Appeals court halts remaining district order that reinstated fired probationary workers

The Trump administration was handed another win in its pursuit to terminate thousands of probationary employees across the federal government — this time by the U.S. Court of Appeals for the Fourth Circuit.
Two of the judges on a three-judge panel of the court voted Wednesday to grant the government’s request to stay, or pause, an order by Judge James K. Bredar of the U.S. District Court for the District of Maryland that required 20 agencies to reinstate their fired probationary employees who lived in Washington, D.C. or one of the 19 states whose attorneys general brought the case.
That decision came one day after the Supreme Court stayed a separate district court ruling from Judge William Alsup of the Northern District of California, which had similarly ordered reinstatement of probationary workers to a smaller group of just six federal agencies. A majority of the justices, however, sided with the government on administrative grounds, finding that the nonprofit organizations who brought the case lacked standing.
The Fourth Circuit’s decision is impactful because it enables the Trump administration to again terminate thousands of reinstated workers. While the Supreme Court’s ruling was a blow for fired federal employees, it only impacted workers who weren’t covered under the District of Maryland order. But now, with that order gone, the path for the administration’s terminations is clear.
One other decision by the Merit Systems Protection Board, a quasi-judicial body within the government, also stayed the firings and ordered reinstatements of thousands of workers in the U.S. Department of Agriculture until April 18. The board, however, didn’t receive a request to extend that stay by April 3, the deadline to do so in the original order.
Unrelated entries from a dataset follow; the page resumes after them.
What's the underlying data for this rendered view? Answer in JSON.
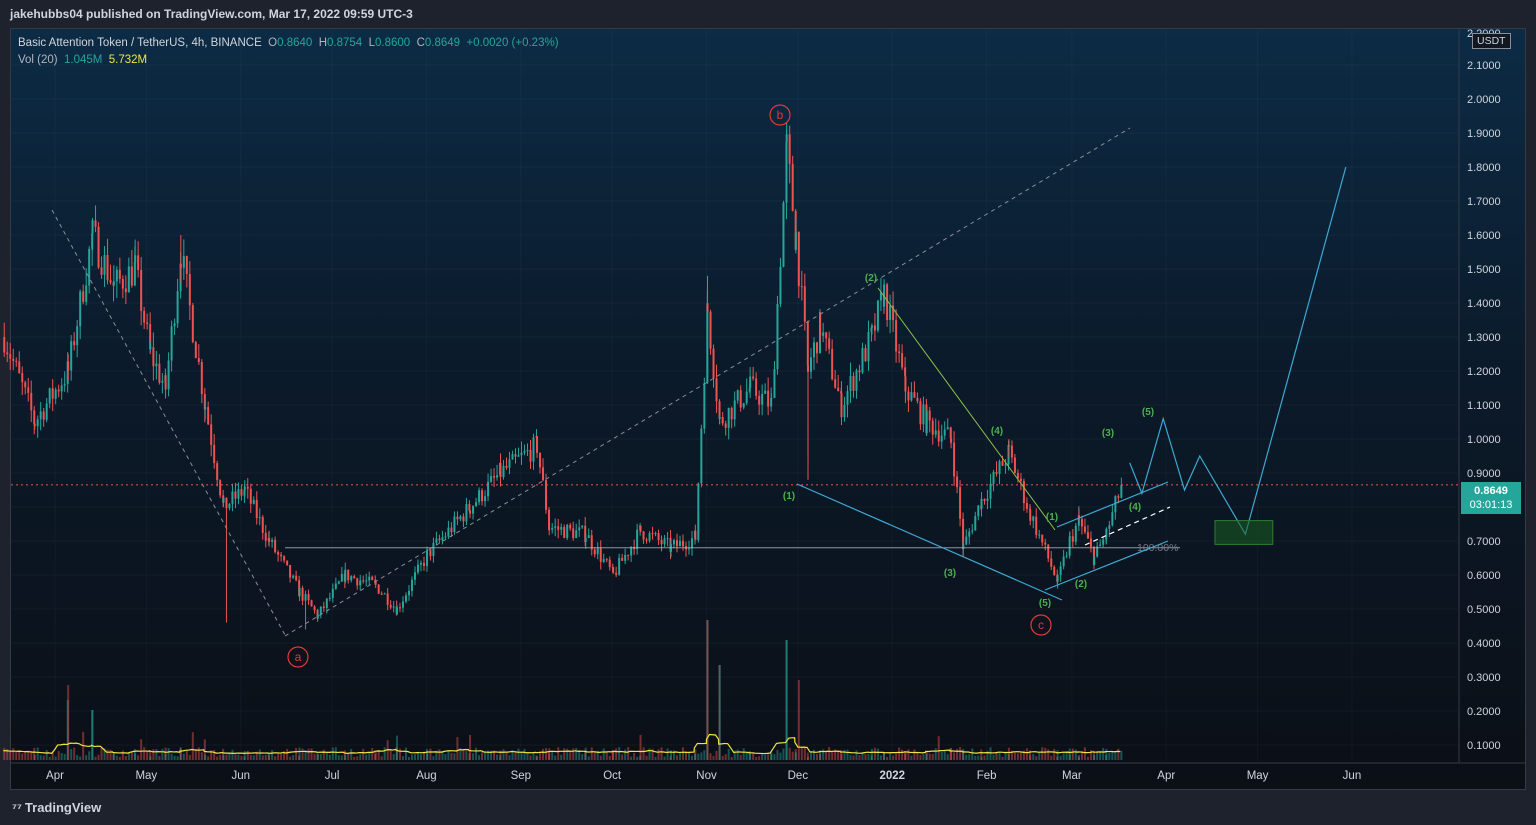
{
  "header": {
    "published_line": "jakehubbs04 published on TradingView.com, Mar 17, 2022 09:59 UTC-3"
  },
  "legend": {
    "symbol": "Basic Attention Token / TetherUS, 4h, BINANCE",
    "o_label": "O",
    "o_val": "0.8640",
    "h_label": "H",
    "h_val": "0.8754",
    "l_label": "L",
    "l_val": "0.8600",
    "c_label": "C",
    "c_val": "0.8649",
    "change": "+0.0020 (+0.23%)",
    "vol_label": "Vol (20)",
    "vol_val": "1.045M",
    "vol_ma": "5.732M"
  },
  "price_scale": {
    "currency": "USDT",
    "ticks": [
      "2.1000",
      "2.0000",
      "1.9000",
      "1.8000",
      "1.7000",
      "1.6000",
      "1.5000",
      "1.4000",
      "1.3000",
      "1.2000",
      "1.1000",
      "1.0000",
      "0.9000",
      "0.8000",
      "0.7000",
      "0.6000",
      "0.5000",
      "0.4000",
      "0.3000",
      "0.2000",
      "0.1000"
    ],
    "top_partial": "2.2000",
    "current_price": "0.8649",
    "countdown": "03:01:13"
  },
  "time_axis": {
    "labels": [
      "Apr",
      "May",
      "Jun",
      "Jul",
      "Aug",
      "Sep",
      "Oct",
      "Nov",
      "Dec",
      "2022",
      "Feb",
      "Mar",
      "Apr",
      "May",
      "Jun"
    ]
  },
  "annotations": {
    "wave_a": "a",
    "wave_b": "b",
    "wave_c": "c",
    "sub_1": "(1)",
    "sub_2": "(2)",
    "sub_3": "(3)",
    "sub_4": "(4)",
    "sub_5": "(5)",
    "micro_1": "(1)",
    "micro_2": "(2)",
    "micro_3": "(3)",
    "micro_4": "(4)",
    "micro_5": "(5)",
    "fib_label": "100.00%"
  },
  "footer": {
    "brand": "TradingView"
  },
  "colors": {
    "up": "#26a69a",
    "down": "#ef5350",
    "wave_red": "#e53935",
    "wave_green": "#4caf50",
    "projection": "#3fa9d4",
    "volume_ma": "#f0e442"
  },
  "chart_data": {
    "type": "candlestick",
    "title": "Basic Attention Token / TetherUS, 4h, BINANCE",
    "ylim": [
      0.05,
      2.2
    ],
    "y_ticks": [
      0.1,
      0.2,
      0.3,
      0.4,
      0.5,
      0.6,
      0.7,
      0.8,
      0.9,
      1.0,
      1.1,
      1.2,
      1.3,
      1.4,
      1.5,
      1.6,
      1.7,
      1.8,
      1.9,
      2.0,
      2.1
    ],
    "x_labels": [
      "Apr",
      "May",
      "Jun",
      "Jul",
      "Aug",
      "Sep",
      "Oct",
      "Nov",
      "Dec",
      "2022",
      "Feb",
      "Mar",
      "Apr",
      "May",
      "Jun"
    ],
    "price_path": [
      [
        "2021-03-15",
        1.3
      ],
      [
        "2021-03-25",
        1.05
      ],
      [
        "2021-04-05",
        1.2
      ],
      [
        "2021-04-13",
        1.6
      ],
      [
        "2021-04-20",
        1.45
      ],
      [
        "2021-04-27",
        1.5
      ],
      [
        "2021-05-02",
        1.25
      ],
      [
        "2021-05-07",
        1.15
      ],
      [
        "2021-05-12",
        1.55
      ],
      [
        "2021-05-20",
        1.1
      ],
      [
        "2021-05-26",
        0.8
      ],
      [
        "2021-06-02",
        0.85
      ],
      [
        "2021-06-10",
        0.7
      ],
      [
        "2021-06-20",
        0.55
      ],
      [
        "2021-06-26",
        0.48
      ],
      [
        "2021-07-05",
        0.6
      ],
      [
        "2021-07-15",
        0.57
      ],
      [
        "2021-07-22",
        0.5
      ],
      [
        "2021-08-01",
        0.66
      ],
      [
        "2021-08-15",
        0.8
      ],
      [
        "2021-08-25",
        0.9
      ],
      [
        "2021-09-06",
        0.98
      ],
      [
        "2021-09-10",
        0.74
      ],
      [
        "2021-09-22",
        0.72
      ],
      [
        "2021-10-01",
        0.6
      ],
      [
        "2021-10-10",
        0.73
      ],
      [
        "2021-10-20",
        0.68
      ],
      [
        "2021-10-28",
        0.71
      ],
      [
        "2021-11-01",
        1.38
      ],
      [
        "2021-11-05",
        1.05
      ],
      [
        "2021-11-15",
        1.15
      ],
      [
        "2021-11-22",
        1.1
      ],
      [
        "2021-11-27",
        1.85
      ],
      [
        "2021-11-30",
        1.6
      ],
      [
        "2021-12-04",
        1.2
      ],
      [
        "2021-12-08",
        1.33
      ],
      [
        "2021-12-15",
        1.1
      ],
      [
        "2021-12-25",
        1.3
      ],
      [
        "2021-12-29",
        1.43
      ],
      [
        "2022-01-05",
        1.15
      ],
      [
        "2022-01-12",
        1.05
      ],
      [
        "2022-01-20",
        1.0
      ],
      [
        "2022-01-24",
        0.68
      ],
      [
        "2022-01-30",
        0.82
      ],
      [
        "2022-02-08",
        0.96
      ],
      [
        "2022-02-15",
        0.78
      ],
      [
        "2022-02-24",
        0.58
      ],
      [
        "2022-02-28",
        0.7
      ],
      [
        "2022-03-03",
        0.76
      ],
      [
        "2022-03-08",
        0.65
      ],
      [
        "2022-03-12",
        0.72
      ],
      [
        "2022-03-17",
        0.8649
      ]
    ],
    "pivots": {
      "a": {
        "date": "2021-06-22",
        "price": 0.45
      },
      "b": {
        "date": "2021-11-28",
        "price": 1.92
      },
      "c": {
        "date": "2022-02-24",
        "price": 0.56
      }
    },
    "horizontal_level": {
      "price": 0.68,
      "label": "100.00%"
    },
    "current_price": 0.8649,
    "projection_path": [
      [
        "2022-03-20",
        0.93
      ],
      [
        "2022-03-24",
        0.84
      ],
      [
        "2022-03-31",
        1.06
      ],
      [
        "2022-04-07",
        0.85
      ],
      [
        "2022-04-12",
        0.95
      ],
      [
        "2022-04-27",
        0.72
      ],
      [
        "2022-05-30",
        1.8
      ]
    ],
    "target_box": {
      "x0": "2022-04-17",
      "x1": "2022-05-06",
      "y0": 0.69,
      "y1": 0.76
    }
  }
}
Bloomberg Law was the first to report the news Wednesday and FedScoop confirmed with MSPB Executive Director William Spencer.
In a brief order, the Fourth Circuit said that it found the government was likely to succeed in its argument that the District of Maryland lacked jurisdiction over the claims brought by the states, and that the government isn’t likely to recover payments to the probationary workers it reinstated. It also cited the Supreme Court’s decision in the Northern District of California case.
That order was entered at the direction of Judge Allison Jones Rushing, with concurrence by Judge J. Harvey Wilkinson. Judge DeAndrea G. Benjamin dissented, saying she would have denied the government’s request and Bredar’s order granting the preliminary injunction “well-reasoned.”
Benjamin said the government failed to provide states with information about the probationary firings in violation of federal reduction in force statute, and the injury caused by the lack of that information “cannot be a ‘dead end,’ as the Government claims.”
Bredar’s initial decision last month offered widespread relief to federal workers anywhere in the country who were fired from 18 federal agencies. Documents submitted to the court by the covered government agencies revealed that they terminated a combined 25,000 probationary workers.
A preliminary injunction he issued April 1, however, added the Department of Defense and the Office of Personnel Management to the covered agencies, but limited the scope of the relief to fired employees who worked in one of the plaintiff states or in Washington, D.C. That order also prohibited the agencies from conducting reductions in force in the meantime.
News of the Fourth Circuit’s decision came amid a hearing over a request for additional injunctive relief in the Northern District of California case Wednesday. Alsup did not rule from the bench as he has in the past, but rather requested additional information from the parties.